AKTIP is a lamin-interacting factor essential for cell survival, implicated in telomeric metabolism and DNA replication. Four main observations link AKTIP to HGPS: i) AKTIP impairment recapitulates HGPS phenotype in vitro; ii) AKTIP impairment recapitulates HGPS phenotype in mice; iii) AKTIP partially co-localizes with lamins, and iv) AKTIP is mislocalized in patient-derived HGPS cells. In addition, we have observed a direct interaction of AKTIP with the replication factor PCNA. We postulate the hypothesis that an AKTIP complex enriched at the nuclear periphery including the replication factor PCNA, lamins and DNA acts as a checkpoint for challenging replicative events, e.g. replication fork stalling at telomeres. We expect that in HGPS cells this checkpoint is compromised, which, in turn, may contribute to the HGPS phenotype.

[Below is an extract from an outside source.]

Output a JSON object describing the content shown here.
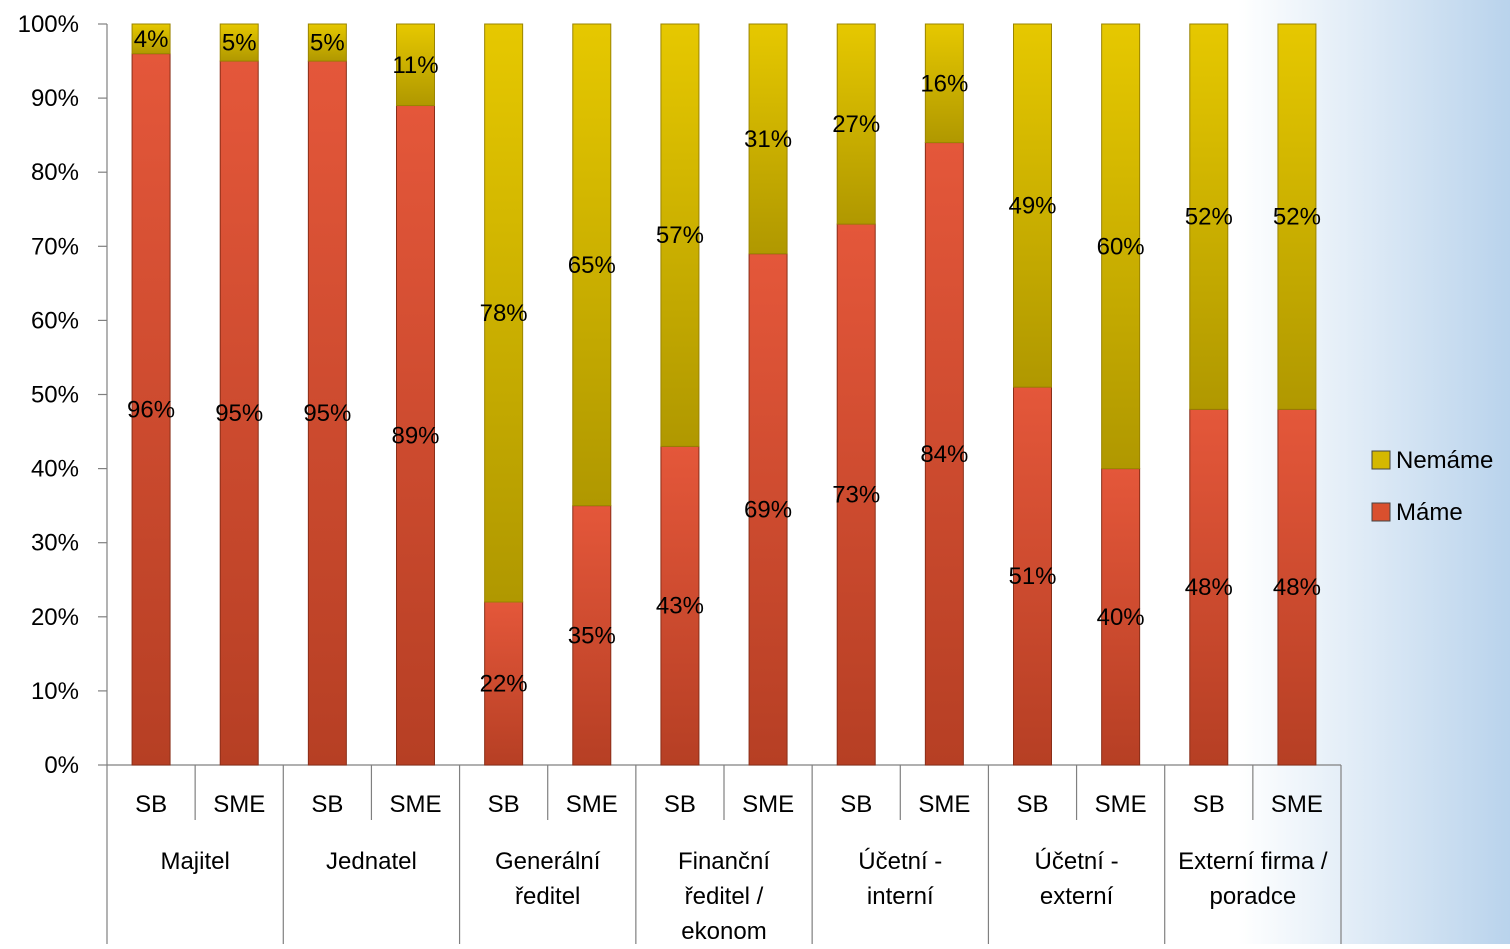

We propose to extensively analyze AKTIP function in vitro, in patient-derived HGPS cells, and in LV-progerin infected human fibroblasts. We will use multiple AKTIP-tag fusions, advanced microscopy and ChIP-seq. To investigate the role of AKTIP in vivo, we will study mouse derived mesenchymal stem cells and produce stroma-targeted depletion of the mouse orthologue of AKTIP, Ft1. We expect that this research will give new insights into the connection between progerin and telomere dysfunction through AKTIP, along with information on the role of DNA replication impairment as a potential driver mechanism in progeria. Given that the knowledge of the determinants and driver mechanisms of HGPS etiology has not been yet fully acquired, we believe that studies on new lamin-interacting players, as AKTIP, will be instrumental to dissect the mechanistic bases of HGPS and to open the path to therapeutic strategies.